En Irlande du Nord, les unionistes (partisans du maintien de l’Irlande du Nord au Royaume-Uni) ne sont pour la première fois pas parvenu à obtenir une majorité des sièges. Ils sont à égalité avec les partis souhaitant un rattachement à la République d’Irlande. Les unionistes dominent dans les circonscriptions du nord et de l’est de l’Irlande du Nord, tandis que les nationalistes irlandais ont le dessus au sud et à l’ouest. Notons encore pour les nationalistes irlandes que les élus du Sinn Fein, contrairement à ceux du SDLP, ne se rendent pas à Westminster pour siéger, ce seront donc autant de sièges vides pendant la législature.

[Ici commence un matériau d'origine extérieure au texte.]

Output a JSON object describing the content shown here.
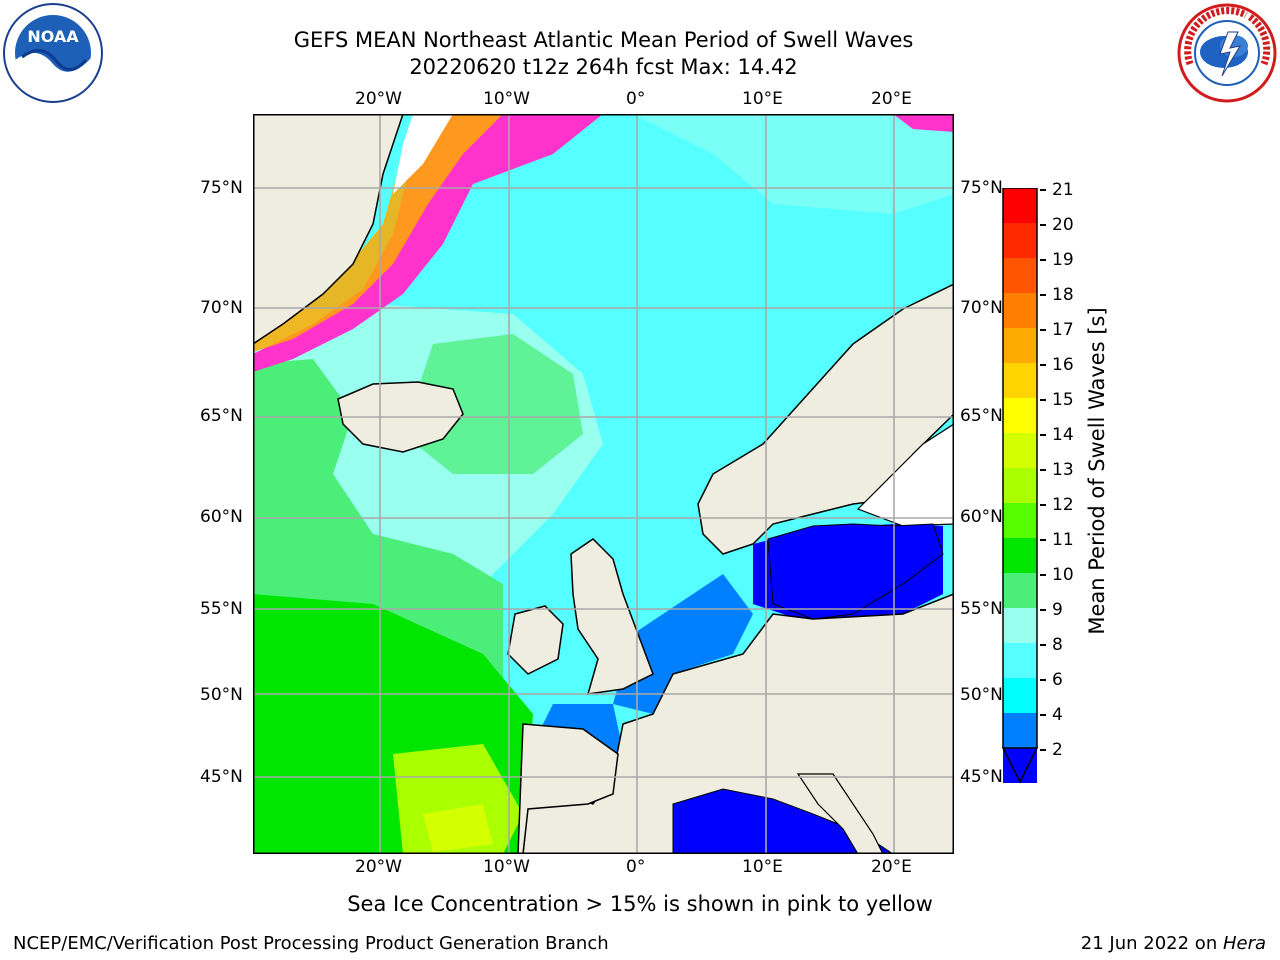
{
  "title": {
    "line1": "GEFS MEAN Northeast Atlantic Mean Period of Swell Waves",
    "line2": "20220620 t12z 264h fcst   Max: 14.42"
  },
  "map": {
    "lon_labels": [
      "20°W",
      "10°W",
      "0°",
      "10°E",
      "20°E"
    ],
    "lat_labels": [
      "75°N",
      "70°N",
      "65°N",
      "60°N",
      "55°N",
      "50°N",
      "45°N"
    ],
    "grid": true
  },
  "colorbar": {
    "label": "Mean Period of Swell Waves [s]",
    "ticks": [
      "21",
      "20",
      "19",
      "18",
      "17",
      "16",
      "15",
      "14",
      "13",
      "12",
      "11",
      "10",
      "9",
      "8",
      "6",
      "4",
      "2"
    ],
    "colors": [
      "#ff0000",
      "#ff2a00",
      "#ff5500",
      "#ff7f00",
      "#ffaa00",
      "#ffd400",
      "#ffff00",
      "#d4ff00",
      "#aaff00",
      "#55ff00",
      "#00e600",
      "#4cee7a",
      "#99ffee",
      "#55ffff",
      "#00ffff",
      "#0080ff",
      "#0000ff"
    ]
  },
  "note": "Sea Ice Concentration > 15% is shown in pink to yellow",
  "footer": {
    "left": "NCEP/EMC/Verification Post Processing Product Generation Branch",
    "right_date": "21 Jun 2022 on ",
    "right_machine": "Hera"
  },
  "logos": {
    "left": "NOAA",
    "right": "NATIONAL WEATHER SERVICE"
  }
}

  • Sinn Fein, 25.5% des voix (+1.2%), 5 sièges (-).
  • Parti démocratique unioniste (DUP), 25.0% des voix (-8.7%), 8 sièges (-1).
  • Parti social-démocrate et travailliste, 16.5% des voix (-1.0%), 3 sièges (-).
  • Parti unioniste d’Ulster (UUP), 15.2% des voix (-2.6%), 0 siège (-1).
  • Parti de l’Alliance de l’Irlande du Nord, 6.3% des voix (+2.4%), 1 siège (+1).
  • Divers, 7.0% des voix (+4.0%), 1 siège (+1).

Système électoral

La Chambre des Communes (House of Commons), la chambre basse du Parlement britannique, compte 650 députés élus au suffrage universel tous les cinq ans. Les députés sont élus au système majoritaire à un tour dans 650 circonscriptions uninominales. Ce système favorise fortement les deux grands partis – les conservateurs occupent 47% des sièges avec 36% des votes et les travaillistes 40% des sièges avec 29% des votes – ainsi que, de manière plus marginale, les partis très fortement ancrés dans certaines régions, c’est-à-dire essentiellement les partis régionalistes. Les partis réalisant des scores moyens ou bas, mais relativement réguliers sur l’ensemble du territoire, ne sont pas, ou peu représentés au parlement. Ainsi, l’UKIP n’a aucun siège alors qu’il a obtenu 3.1% des voix. Au système proportionnel, un tel score lui aurait permis d’obtenir 20 sièges. Notons encore que les territoires d’outre-mer et autres dépendances de la Couronne ne participent pas à l’élection de la Chambre des communes.